TEXT: Dec.2013, Pan European Network’s Science & Technology Journal “Revitalizing Tumor Immunity” – R.Brekken/X.Huang – UTSW/Dallas - - - - - - - - - Phospholipids are distributed asymmetrically in the plasma membrane of most normal eukaryotic cells. Unlike neutral phospholipids that are randomly distributed across the bilayer membrane, phosphatidylserine (PS) is predominantly localized in the inner membrane leaflet. The asymmetric distribution of PS is actively maintained by an ATP-dependent aminophospholipid translocase.
During apoptosis, PS is externalised to the outer plasma membrane leaflet where it functions as an ‘eat me’ signal that facilitates the recognition and clearance of dying cells. PS-dependent engulfment of apoptotic cells triggers a series of events that leads to the generation of potent immunosuppressive signals that quells any potential autoimmune responses. Thus, PS exposure represents an evolutionarily conserved mechanism of immune suppression.
Tumors have hijacked this biology such that exposure of PS in the tumor microenvironment is critical in maintaining the immunosuppressive state of tumors. Externalized PS is abundant in the tumor microenvironment: it is found on tumor vascular endothelial cells, on tumor-derived micro vesicles, and constitutively on some tumor cells. Moreover, the exposure of PS is increased significantly on tumor cells undergoing apoptosis in response to chemotherapy and radiotherapy. Externalized PS interacts with PS receptors on immune cells where it actively promotes expansion of immunosuppressive cells that enhance tumor progression and prevent induction of adaptive tumor immunity. Based on these observations we propose that PS exposure is an upstream immune checkpoint that is exploited by successful tumors.

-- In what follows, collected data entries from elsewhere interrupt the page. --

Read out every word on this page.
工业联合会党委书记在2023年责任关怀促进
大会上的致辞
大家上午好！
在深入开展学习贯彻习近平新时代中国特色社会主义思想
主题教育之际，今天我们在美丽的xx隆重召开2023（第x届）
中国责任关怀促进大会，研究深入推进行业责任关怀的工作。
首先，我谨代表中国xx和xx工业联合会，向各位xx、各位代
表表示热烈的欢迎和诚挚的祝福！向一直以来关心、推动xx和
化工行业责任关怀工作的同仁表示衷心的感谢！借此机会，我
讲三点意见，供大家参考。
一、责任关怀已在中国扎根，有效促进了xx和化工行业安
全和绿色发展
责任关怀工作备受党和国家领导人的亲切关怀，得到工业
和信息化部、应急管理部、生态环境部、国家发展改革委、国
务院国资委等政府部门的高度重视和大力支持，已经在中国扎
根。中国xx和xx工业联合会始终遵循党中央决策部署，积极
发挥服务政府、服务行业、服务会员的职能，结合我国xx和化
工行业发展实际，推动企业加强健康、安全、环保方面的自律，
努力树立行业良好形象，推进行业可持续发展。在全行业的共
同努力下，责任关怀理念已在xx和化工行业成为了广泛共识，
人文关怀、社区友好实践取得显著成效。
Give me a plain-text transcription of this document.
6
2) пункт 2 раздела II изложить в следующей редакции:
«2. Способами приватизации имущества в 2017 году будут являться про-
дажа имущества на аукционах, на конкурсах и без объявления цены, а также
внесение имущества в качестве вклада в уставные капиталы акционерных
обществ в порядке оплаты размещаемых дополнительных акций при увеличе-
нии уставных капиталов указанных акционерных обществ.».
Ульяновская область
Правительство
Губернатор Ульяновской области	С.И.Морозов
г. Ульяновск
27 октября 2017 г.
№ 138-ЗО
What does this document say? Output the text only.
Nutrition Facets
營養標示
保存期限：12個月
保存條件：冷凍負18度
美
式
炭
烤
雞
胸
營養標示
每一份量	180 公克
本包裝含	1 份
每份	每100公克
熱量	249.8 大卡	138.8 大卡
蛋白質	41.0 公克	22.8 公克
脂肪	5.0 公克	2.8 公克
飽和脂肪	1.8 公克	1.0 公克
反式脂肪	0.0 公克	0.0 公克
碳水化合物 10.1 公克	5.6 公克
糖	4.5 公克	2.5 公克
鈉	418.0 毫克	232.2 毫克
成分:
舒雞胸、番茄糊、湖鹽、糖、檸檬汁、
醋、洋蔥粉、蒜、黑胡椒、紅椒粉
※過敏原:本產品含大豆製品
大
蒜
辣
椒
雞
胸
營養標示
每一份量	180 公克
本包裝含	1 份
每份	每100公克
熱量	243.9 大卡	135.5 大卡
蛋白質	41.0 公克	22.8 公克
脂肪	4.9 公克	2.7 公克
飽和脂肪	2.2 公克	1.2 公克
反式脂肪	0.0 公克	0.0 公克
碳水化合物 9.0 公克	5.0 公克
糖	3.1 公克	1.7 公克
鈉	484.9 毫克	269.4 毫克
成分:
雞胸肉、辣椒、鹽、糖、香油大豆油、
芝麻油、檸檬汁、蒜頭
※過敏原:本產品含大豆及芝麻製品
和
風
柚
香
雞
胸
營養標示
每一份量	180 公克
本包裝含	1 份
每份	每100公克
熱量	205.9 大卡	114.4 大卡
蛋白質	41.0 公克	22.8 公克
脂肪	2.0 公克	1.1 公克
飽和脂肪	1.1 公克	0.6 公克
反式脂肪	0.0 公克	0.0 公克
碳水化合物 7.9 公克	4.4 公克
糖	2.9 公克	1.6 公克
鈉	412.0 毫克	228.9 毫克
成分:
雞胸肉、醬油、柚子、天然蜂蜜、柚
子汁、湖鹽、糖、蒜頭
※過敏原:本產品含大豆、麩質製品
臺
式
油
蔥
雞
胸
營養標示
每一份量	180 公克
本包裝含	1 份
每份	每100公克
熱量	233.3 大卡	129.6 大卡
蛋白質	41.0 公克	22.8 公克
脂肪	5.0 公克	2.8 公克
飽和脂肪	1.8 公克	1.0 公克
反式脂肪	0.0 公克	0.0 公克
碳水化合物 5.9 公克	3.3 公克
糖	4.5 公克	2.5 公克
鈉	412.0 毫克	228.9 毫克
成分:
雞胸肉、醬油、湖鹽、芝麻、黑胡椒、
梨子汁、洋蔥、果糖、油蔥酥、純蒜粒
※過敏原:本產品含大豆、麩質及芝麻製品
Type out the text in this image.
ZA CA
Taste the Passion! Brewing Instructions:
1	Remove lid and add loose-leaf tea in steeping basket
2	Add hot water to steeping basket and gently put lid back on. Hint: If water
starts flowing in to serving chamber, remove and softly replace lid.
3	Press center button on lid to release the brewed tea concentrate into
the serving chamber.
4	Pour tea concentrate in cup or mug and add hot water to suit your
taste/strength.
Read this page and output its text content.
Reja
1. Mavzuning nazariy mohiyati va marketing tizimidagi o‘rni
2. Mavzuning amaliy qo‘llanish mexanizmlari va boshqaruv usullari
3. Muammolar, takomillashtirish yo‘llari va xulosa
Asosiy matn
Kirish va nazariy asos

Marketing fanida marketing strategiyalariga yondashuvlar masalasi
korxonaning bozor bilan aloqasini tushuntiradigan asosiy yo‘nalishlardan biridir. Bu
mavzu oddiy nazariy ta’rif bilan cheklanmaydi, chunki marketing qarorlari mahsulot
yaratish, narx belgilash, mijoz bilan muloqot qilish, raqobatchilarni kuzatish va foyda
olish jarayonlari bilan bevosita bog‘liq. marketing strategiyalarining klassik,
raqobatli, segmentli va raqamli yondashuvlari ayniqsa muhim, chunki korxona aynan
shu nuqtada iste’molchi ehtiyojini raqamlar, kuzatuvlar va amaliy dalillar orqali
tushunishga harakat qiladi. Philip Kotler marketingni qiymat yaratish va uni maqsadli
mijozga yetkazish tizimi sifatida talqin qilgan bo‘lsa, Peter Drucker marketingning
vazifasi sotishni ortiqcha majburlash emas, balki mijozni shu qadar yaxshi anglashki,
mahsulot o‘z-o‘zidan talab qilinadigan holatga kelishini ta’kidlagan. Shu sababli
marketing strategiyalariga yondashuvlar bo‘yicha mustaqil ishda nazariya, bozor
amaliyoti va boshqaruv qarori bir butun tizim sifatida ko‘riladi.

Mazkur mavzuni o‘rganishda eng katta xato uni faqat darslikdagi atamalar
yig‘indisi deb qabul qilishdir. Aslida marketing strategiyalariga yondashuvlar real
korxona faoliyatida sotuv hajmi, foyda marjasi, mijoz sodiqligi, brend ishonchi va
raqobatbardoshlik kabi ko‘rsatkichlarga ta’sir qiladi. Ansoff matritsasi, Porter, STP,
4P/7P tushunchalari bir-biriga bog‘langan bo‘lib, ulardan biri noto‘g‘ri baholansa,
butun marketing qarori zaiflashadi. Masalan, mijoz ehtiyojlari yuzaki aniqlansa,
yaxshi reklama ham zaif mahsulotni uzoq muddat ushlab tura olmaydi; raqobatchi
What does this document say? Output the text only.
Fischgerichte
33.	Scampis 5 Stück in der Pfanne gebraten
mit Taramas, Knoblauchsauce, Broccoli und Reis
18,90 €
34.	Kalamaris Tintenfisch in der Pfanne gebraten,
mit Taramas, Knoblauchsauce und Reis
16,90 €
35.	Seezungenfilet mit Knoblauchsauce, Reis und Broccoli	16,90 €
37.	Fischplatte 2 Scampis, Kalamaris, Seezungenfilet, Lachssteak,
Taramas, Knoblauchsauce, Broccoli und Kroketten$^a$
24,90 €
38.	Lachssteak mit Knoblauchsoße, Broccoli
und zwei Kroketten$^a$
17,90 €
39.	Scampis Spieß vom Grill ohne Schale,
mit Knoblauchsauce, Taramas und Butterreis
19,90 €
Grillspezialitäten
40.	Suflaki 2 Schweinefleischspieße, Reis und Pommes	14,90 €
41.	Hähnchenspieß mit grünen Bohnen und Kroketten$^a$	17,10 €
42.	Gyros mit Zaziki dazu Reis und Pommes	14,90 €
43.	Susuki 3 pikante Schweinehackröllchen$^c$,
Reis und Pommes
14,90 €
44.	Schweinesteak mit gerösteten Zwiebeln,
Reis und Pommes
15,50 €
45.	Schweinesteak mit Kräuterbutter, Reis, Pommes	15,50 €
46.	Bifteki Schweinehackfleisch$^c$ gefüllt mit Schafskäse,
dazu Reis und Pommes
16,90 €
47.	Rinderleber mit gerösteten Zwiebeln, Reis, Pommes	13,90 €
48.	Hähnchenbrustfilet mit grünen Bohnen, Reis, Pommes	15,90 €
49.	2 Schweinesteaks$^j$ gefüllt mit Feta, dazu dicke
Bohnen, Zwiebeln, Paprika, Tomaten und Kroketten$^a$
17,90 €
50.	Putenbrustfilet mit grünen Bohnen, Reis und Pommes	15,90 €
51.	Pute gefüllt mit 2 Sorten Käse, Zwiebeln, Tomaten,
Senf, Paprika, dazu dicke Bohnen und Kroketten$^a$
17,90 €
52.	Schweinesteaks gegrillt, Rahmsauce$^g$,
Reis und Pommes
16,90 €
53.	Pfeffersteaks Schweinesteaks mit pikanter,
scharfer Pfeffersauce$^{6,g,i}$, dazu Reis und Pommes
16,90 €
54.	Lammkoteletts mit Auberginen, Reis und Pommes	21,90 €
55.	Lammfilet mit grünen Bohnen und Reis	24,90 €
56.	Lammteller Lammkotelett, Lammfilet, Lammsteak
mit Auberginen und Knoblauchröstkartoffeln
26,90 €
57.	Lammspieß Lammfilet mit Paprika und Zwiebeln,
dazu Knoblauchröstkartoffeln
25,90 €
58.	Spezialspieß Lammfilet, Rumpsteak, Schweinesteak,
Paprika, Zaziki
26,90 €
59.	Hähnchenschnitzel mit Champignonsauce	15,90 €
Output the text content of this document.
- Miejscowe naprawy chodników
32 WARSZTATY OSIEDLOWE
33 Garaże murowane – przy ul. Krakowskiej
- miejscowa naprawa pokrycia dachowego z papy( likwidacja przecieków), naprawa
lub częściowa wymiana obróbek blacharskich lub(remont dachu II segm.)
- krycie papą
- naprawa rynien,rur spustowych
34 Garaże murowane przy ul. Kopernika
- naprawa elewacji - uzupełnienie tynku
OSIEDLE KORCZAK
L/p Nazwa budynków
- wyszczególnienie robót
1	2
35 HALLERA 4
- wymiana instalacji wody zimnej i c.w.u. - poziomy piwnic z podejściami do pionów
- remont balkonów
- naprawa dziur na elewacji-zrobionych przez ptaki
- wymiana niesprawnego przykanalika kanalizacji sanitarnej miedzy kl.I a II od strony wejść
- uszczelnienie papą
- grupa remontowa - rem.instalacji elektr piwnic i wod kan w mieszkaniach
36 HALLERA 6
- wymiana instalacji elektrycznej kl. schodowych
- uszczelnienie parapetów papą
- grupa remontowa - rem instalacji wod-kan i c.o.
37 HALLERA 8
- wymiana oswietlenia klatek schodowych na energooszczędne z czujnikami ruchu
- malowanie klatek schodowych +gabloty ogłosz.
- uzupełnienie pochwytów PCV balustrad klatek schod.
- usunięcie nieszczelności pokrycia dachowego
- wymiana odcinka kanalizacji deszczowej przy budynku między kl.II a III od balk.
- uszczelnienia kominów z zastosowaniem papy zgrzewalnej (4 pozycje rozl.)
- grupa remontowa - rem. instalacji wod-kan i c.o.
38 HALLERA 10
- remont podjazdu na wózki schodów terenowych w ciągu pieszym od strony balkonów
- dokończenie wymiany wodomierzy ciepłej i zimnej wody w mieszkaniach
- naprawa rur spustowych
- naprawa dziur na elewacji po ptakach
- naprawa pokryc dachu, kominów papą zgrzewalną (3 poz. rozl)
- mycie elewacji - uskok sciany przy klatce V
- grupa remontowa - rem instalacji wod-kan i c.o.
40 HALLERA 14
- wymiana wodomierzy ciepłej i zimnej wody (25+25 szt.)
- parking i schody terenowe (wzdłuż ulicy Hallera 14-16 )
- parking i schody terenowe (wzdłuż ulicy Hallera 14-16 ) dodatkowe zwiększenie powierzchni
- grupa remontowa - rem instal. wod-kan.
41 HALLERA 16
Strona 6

PS blockade To explore the possibility of reversing the immunosuppressive effects of exposed PS, we raised a family of PS-targeting antibodies that bind PS with high affinity. For example, bavituximab, a chimeric PS targeting antibody is currently in multiple Phase II clinical trials. Data obtained in several preclinical tumor models indicate that antibody mediated PS blockade reactivates tumor immunity on multiple levels. It re-polarises tumor associated macrophages from an immunosuppressive to a tumoricidal phenotype, it decreases the presence of immunosuppressive myeloid derived suppressor cells (MDSCs) and promotes their differentiation, it promotes dendritic cell maturation into functional antigen presenting cells, and induces tumor specific cytotoxic T-cell immunity. Thus, antibody mediated PS blockade promotes innate and adaptive tumor immunity.
Impressive anti-tumor effects have been obtained in cancer patients by a blockade of immune checkpoints (e.g. antibodies specific for PD1, PD1L, and CTLA4). However, only a limited number of patients benefit these therapies. Mechanistic studies indicate that blockade of these immune checkpoints are most effective when there is a de novo or pre-existing anti-tumor immune response. Unfortunately, pre-existing tumor specific immune activity is limited in cancer patients because of the exposure of PS in the tumor microenvironment.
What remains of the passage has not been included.